Porém, Sô Geraldo se ressentiria logo dos outros preços. No mundo da produção – ele nem imaginava – tudo estava relacionado. Como na teoria do Efeito Borboleta. O drama desse bom senhor, interiorano, seria ampliado pelas pessoas que dependiam dele, esposa e três crianças. Além, claro, dos indiretos, pequenos comerciantes dos quais comprava “na caderneta”; o senhorio; água, luz; mais seu xará, do gás. Tudo porque perdera seu emprego de vigilante de obra. Não só ele. Vários de seu parco círculo de amizade, de referência, também perderam sua fonte de renda. A obra parou por tempo indeterminado; palavra cujo significado desconhecia, mas tinha a sensação de que não era bom.

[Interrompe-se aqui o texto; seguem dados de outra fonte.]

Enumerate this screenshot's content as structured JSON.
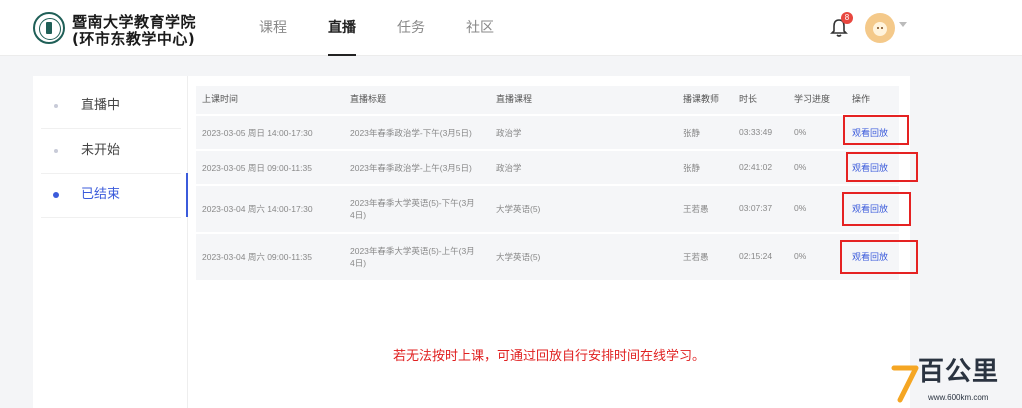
{
  "header": {
    "logo_line1": "暨南大学教育学院",
    "logo_line2": "(环市东教学中心)",
    "nav": [
      "课程",
      "直播",
      "任务",
      "社区"
    ],
    "active_nav": "直播",
    "notification_count": "8"
  },
  "sidebar": {
    "items": [
      {
        "label": "直播中"
      },
      {
        "label": "未开始"
      },
      {
        "label": "已结束"
      }
    ],
    "active": "已结束"
  },
  "table": {
    "columns": [
      "上课时间",
      "直播标题",
      "直播课程",
      "播课教师",
      "时长",
      "学习进度",
      "操作"
    ],
    "rows": [
      {
        "time": "2023-03-05   周日   14:00-17:30",
        "title": "2023年春季政治学-下午(3月5日)",
        "course": "政治学",
        "teacher": "张静",
        "duration": "03:33:49",
        "progress": "0%",
        "action": "观看回放"
      },
      {
        "time": "2023-03-05   周日   09:00-11:35",
        "title": "2023年春季政治学-上午(3月5日)",
        "course": "政治学",
        "teacher": "张静",
        "duration": "02:41:02",
        "progress": "0%",
        "action": "观看回放"
      },
      {
        "time": "2023-03-04   周六   14:00-17:30",
        "title": "2023年春季大学英语(5)-下午(3月4日)",
        "course": "大学英语(5)",
        "teacher": "王若愚",
        "duration": "03:07:37",
        "progress": "0%",
        "action": "观看回放"
      },
      {
        "time": "2023-03-04   周六   09:00-11:35",
        "title": "2023年春季大学英语(5)-上午(3月4日)",
        "course": "大学英语(5)",
        "teacher": "王若愚",
        "duration": "02:15:24",
        "progress": "0%",
        "action": "观看回放"
      }
    ]
  },
  "notice": "若无法按时上课，可通过回放自行安排时间在线学习。",
  "watermark": {
    "text": "百公里",
    "url": "www.600km.com"
  },
  "colors": {
    "accent": "#3b5bdb",
    "highlight_box": "#e52222",
    "notice": "#e02020"
  },
  "icons": [
    "bell-icon",
    "avatar",
    "chevron-down-icon",
    "logo-seal"
  ]
}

Mesmo assim, trazia um sorriso jovial, ouvindo, de passagem, no radinho do colega em viagem no ônibus, Saco de Feijão (Francisco Santana/1977), na voz, hoje saudosa, de Beth Carvalho. E pensava em sua primogênita, com sequela de pólio, cheia de vida, inteligente, esforçada, debutando naquele ano, matutando como dançar com ela a importante valsa.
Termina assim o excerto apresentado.